ATLANTA — Sometimes, Mike Dudgeon feels like he’s right back in high school.
Wednesday was one of those days, said the freshman District 24 state representative from Cumming as he roamed the Capitol.
Like a class change between bells, Dudgeon went from committee meeting to the floor to another committee meeting, with just a few minutes in between to enjoy a snack and stack of mail.
It was the busiest day for Dudgeon since the 2011 legislative session began Jan. 10, though it started like any other.
“I’m up at 5:30 a.m. and driving at 6:15 a.m.,” he said. “I’m here early just to beat the traffic.”
By about 7 a.m. Dudgeon is in his legislative office, and starts by checking e-mails.
Wednesday, Dudgeon attended a legislator Bible study until 8 a.m., when it was time for his Science & Technology Committee meeting.
That session was particularly exciting for Dudgeon, who got to hear about a cardio medical tool created by undergraduate biomedical engineering students at his alma mater, Georgia Tech.
“It’s going to save a ton of money and help a lot of people,” Dudgeon told the students. “I’m glad you brought it to show and I hope as many people can see the kind of stuff we’re doing here in Georgia Tech and in Georgia with this kind of technology.”
The presentation was also a refreshing reminder of his four-year term on the Forsyth County Board of Education, when he got to learn what students were doing in school.
He misses the school board, but is settling in well to his new role.
He also tries to keep the mood light, often engaging in witty banter with Forsyth’s other lawmakers.
“I’m big on that,” he said. “There’s way too much stress down here, so I try to make some sort of lighthearted remark as often as I can to keep it interesting.”
There were a lot of jokes during Wednesday’s session, which ran from about 10 a.m. to 1 p.m.
Dudgeon sits a few seats away from the other local Republican delegates, District 9 Rep.
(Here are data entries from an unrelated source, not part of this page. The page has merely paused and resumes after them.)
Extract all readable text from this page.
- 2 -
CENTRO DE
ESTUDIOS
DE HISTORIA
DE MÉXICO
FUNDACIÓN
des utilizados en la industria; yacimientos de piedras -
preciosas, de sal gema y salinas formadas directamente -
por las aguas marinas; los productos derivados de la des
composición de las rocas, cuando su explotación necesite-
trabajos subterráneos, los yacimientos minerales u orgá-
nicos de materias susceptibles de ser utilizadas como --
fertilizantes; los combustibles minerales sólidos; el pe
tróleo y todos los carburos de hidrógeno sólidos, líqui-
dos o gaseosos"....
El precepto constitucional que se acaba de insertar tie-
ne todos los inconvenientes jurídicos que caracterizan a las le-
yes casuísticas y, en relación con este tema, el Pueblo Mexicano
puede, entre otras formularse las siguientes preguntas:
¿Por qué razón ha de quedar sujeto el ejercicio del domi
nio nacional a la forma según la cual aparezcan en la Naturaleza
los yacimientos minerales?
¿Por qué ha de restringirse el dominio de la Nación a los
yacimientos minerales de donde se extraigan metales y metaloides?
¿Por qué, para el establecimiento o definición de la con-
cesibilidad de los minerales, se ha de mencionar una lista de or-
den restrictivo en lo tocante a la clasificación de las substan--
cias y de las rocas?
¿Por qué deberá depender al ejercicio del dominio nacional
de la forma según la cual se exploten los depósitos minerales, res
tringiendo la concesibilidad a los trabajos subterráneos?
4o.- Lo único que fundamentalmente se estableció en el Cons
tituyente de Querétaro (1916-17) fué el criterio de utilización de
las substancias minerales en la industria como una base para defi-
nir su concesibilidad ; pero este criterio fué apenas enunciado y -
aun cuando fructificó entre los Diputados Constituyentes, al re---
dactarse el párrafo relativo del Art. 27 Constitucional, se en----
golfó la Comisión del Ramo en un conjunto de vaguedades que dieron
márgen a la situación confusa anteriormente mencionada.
Amos Amerson of Dahlonega and District 23 Rep. Mark Hamilton of Cumming.
Dudgeon is one of 35 freshmen representatives this year. Though a large class, Dudgeon said the group, both Democrats and Republicans, sticks together.
Among his closest friends is District 101 state Rep. Buzz Brockway, R-Lawrenceville, one of the few other House members who graduated from Georgia Tech.
The two sat in on a Budget and Fiscal Affairs Oversight Committee meeting Wednesday to hear about proposals for zero-based budgeting.
While neither serves on the committee, Dudgeon said he often spends his spare time learning about topics of interest because “my personality is if I’m going to do something, I want to dig into it.”
With three sons from ages 11 to 15 at home, Dudgeon chooses not to live in Atlanta during the week. Instead, he makes the daily commute from Forsyth to Atlanta and back. So far, he has yet to miss a family event.
“I have a Droid [smart phone] and my wife has one and she can look at mine and tell when I’m going to be home, and I can look at hers and see what’s going on,” he said.
“I have family things. You’ve got to keep those first and I’ve done that.”
Technology does more than keep Dudgeon’s home life in order. It’s the key to his legislative work as well.
“If it’s not in my e-mail, it’s dangerous, because I’m a very electronic-oriented person,” he said. “I laugh because they dump all this paper on your desk ... all the bills and calendars, and to me, it’s all there on the computer.
“I bring my laptop to session and boom, if I need a bill, I don’t need a page to bring it out for me.”
It was through text messaging that Dudgeon was able to communicate with other House members during session, and how he met up at the right place with Leadership Forsyth on Wednesday.
The group of future county leaders was touring the capitol and stopped for a brief photo with their delegates.
After a vote for Emily Dunn to replace Steve Gooch as the 9th District representative on the state board of transportation, Dudgeon also made time for another constituent.
Shiloh Point Elementary first-grader Ava Leavitt’s work was featured in a statewide art contest.
Dudgeon squeezed in a quick visit and photo shoot with Leavitt and her family before heading to a reception for the Technology Association of Georgia.
Dudgeon, who doesn’t drink coffee, said it can get tiring on the busy days, especially with more bills being discussed in the coming months. Still, he’s enjoying the experience.
“If you had told me five years ago I’d have gone into politics, I’d have laughed you out of the room,” he said.
“But so far, I’m glad I did it. It’s an experience of a lifetime.”